Она снова покраснела:
— В одиннадцать.
— Так вы должны идти немедленно.
— Если я не пойду, вам нечего бояться.
— И вам тоже. Я клянусь, что я только хочу слушать вас, узнать, что вы делали все это время. Сто лет прошло с тех пор, как мы виделись последний раз — и может быть, минует еще столетие, прежде чем мы встретимся снова.
Она все еще колебалась, глядя на него с тревогой:
— Почему вы не подошли ко мне там, на берегу, у бабушки?
— Потому что вы не оборачивались, потому что вы не знали, что я там. Я поклялся, что я не подойду, если вы не обернетесь. — Его признание прозвучало так по-детски, что он засмеялся.
— Но ведь я не обернулась нарочно.
— Нарочно?
— Я знала, что вы приехали; увидев коляску, я узнала пони. Поэтому я и ушла на берег.
— Чтоб уйти от меня как можно дальше?
— Чтобы уйти от вас как можно дальше, — эхом откликнулась она.
Он снова засмеялся с какой-то мальчишеской радостью:
— Вот видите, и все зря. Я также могу признаться вам, что дело, которое привело меня сюда, — это вы. Но послушайте, нам надо спешить, а то мы пропустим наш пароход.
— Наш пароход? — Она недоуменно нахмурилась, но затем рассмеялась. — Но надо сначала зайти в отель — я должна оставить записку.
— Хоть сто записок. Можете написать прямо здесь. — Он вытащил из записной книжки одну из последних новинок — ручку с вечным пером. — У меня даже есть конверт — вы видите, все предрешено! Вот — положите книжку на колени, а я встряхну ручку. Ее создатели — веселые люди, я вам скажу… подождите. — Он постучал рукой, в которой держал ручку, по спинке скамейки. — Это похоже на то, как стряхивают ртуть в термометре… Вот. Пробуйте.

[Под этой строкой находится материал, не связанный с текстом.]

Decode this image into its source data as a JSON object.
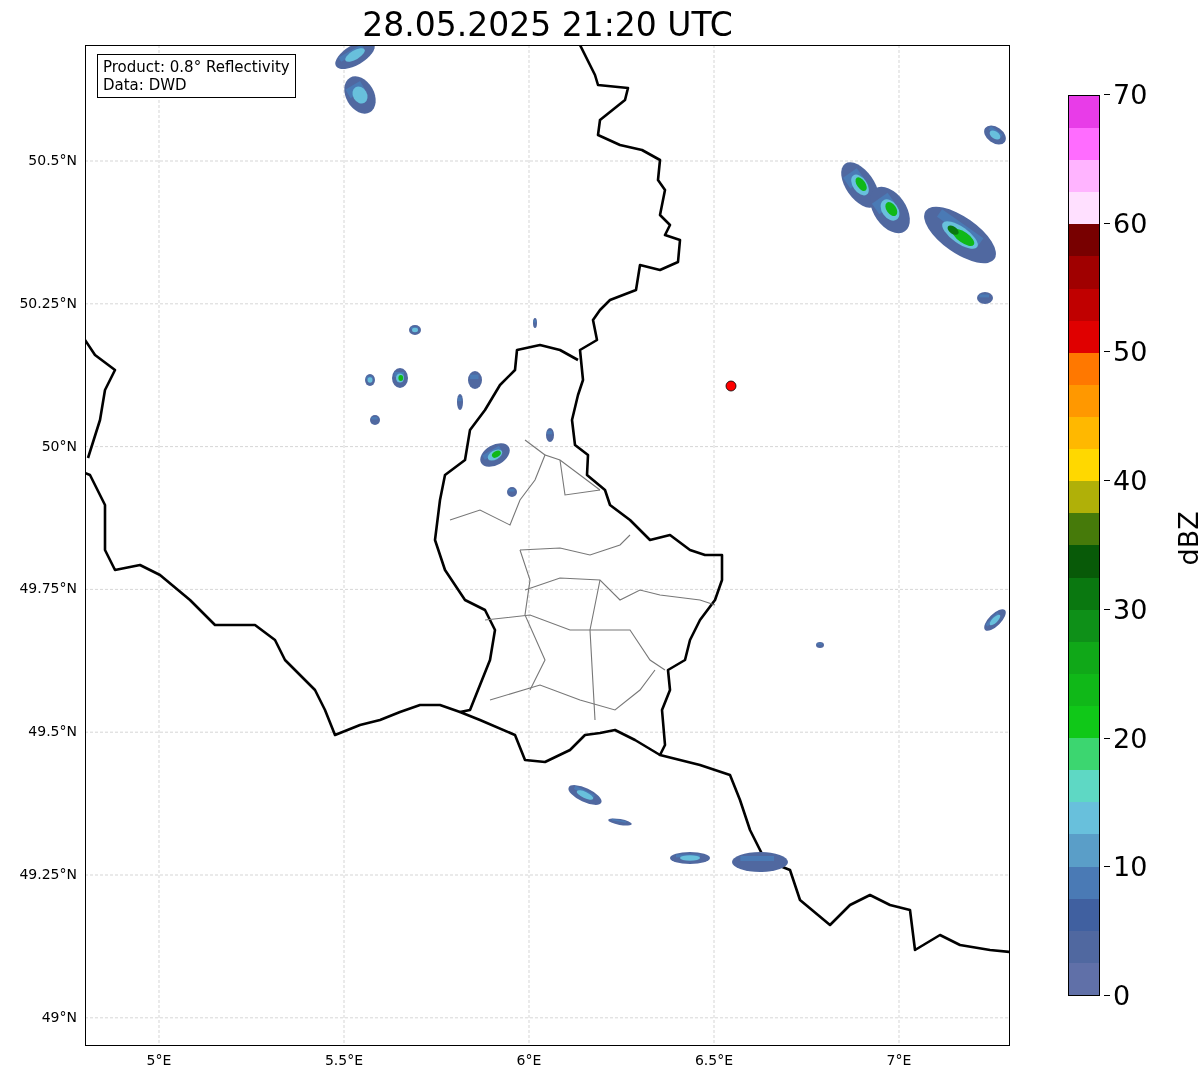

Она засмеялась и, наклонившись над листом бумаги, начала писать. Арчер отошел на несколько шагов и стал разглядывать прохожих невидящими сияющими глазами, а те в свою очередь с удивлением наблюдали эту картину — как модно одетая дама писала что-то у себя на коленях в парке Коммон.
Оленская положила листок в конверт, подписала и положила в свой карман. Затем она поднялась.
Они пошли к Бикон-стрит, и около клуба Арчер заметил карету, обитую внутри плюшем, которая возила его записку в «Паркер-Хаус» и кучер которой умывался водой из пожарного крана, пытаясь прийти в себя от произведенных усилий.
— Я говорил вам, что все предрешено! Вот и кеб для нас. Посмотрите! — Они оба засмеялись, изумленные невероятной удачей — наемный кеб в такой час! В неположенном месте! В городе, где стоянки наемных карет все еще были «иностранным новшеством»!
Взглянув на часы, Арчер увидел, что у них есть время заехать в гостиницу. Кеб загромыхал по жарким улицам и остановился у отеля.
Арчер протянул руку и сказал:
— Давайте я передам письмо, — но Оленская, покачав головой, вышла из кеба и исчезла за стеклянными дверьми. Было только пол-одиннадцатого; но что, если гонец из-за нетерпения или не зная, чем заняться, уже сидит внизу в холле за прохладительным напитком среди тех путешественников, которых мельком видел Арчер, когда Оленская входила в дверь?
Он ждал у кеба, расхаживая взад и вперед, как маятник. Сицилианский юноша с Настасьиными глазами предложил почистить Арчеру ботинки, а старая ирландка — купить у нее персики. Каждую минуту двери отворялись, чтобы выпустить потных мужчин в соломенных шляпах, сдвинутых на затылок, — проходя, каждый мерил его взглядом. Удивительно было, что двери так часто открываются и что все те, кто выходит, так похожи друг на друга, и он подумал, что так же похожи друг на друга все другие потные мужчины, которые в этот час беспрестанно входят и выходят через крутящиеся двери отелей на всей земле.
И затем внезапно в его поле зрения попало совсем иное, одухотворенное, лицо. Он увидел его, когда как раз начинал свой путь от крайней точки маятника — к дверям, в толпе тех, похожих друг на друга, созданий — худых и круглолицых, усталых и бодрых, кротких и настороженных.
Это был молодой человек, бледный, полуживой от жары, или забот, или от того и другого вместе, но тем не менее его лицо было более оживленным и осмысленным. Или это казалось так из-за того, что он был не таким, как остальные? Арчер на мгновение ухватил нить памяти, но она тут же порвалась и уплыла вместе с исчезнувшим лицом — по-видимому принадлежавшему какому-нибудь иностранному коммерсанту, выглядящему вдвойне иностранцем на фоне захолустного облика Бостона. Он исчез в потоке прохожих, и Арчер продолжил изображать маятник.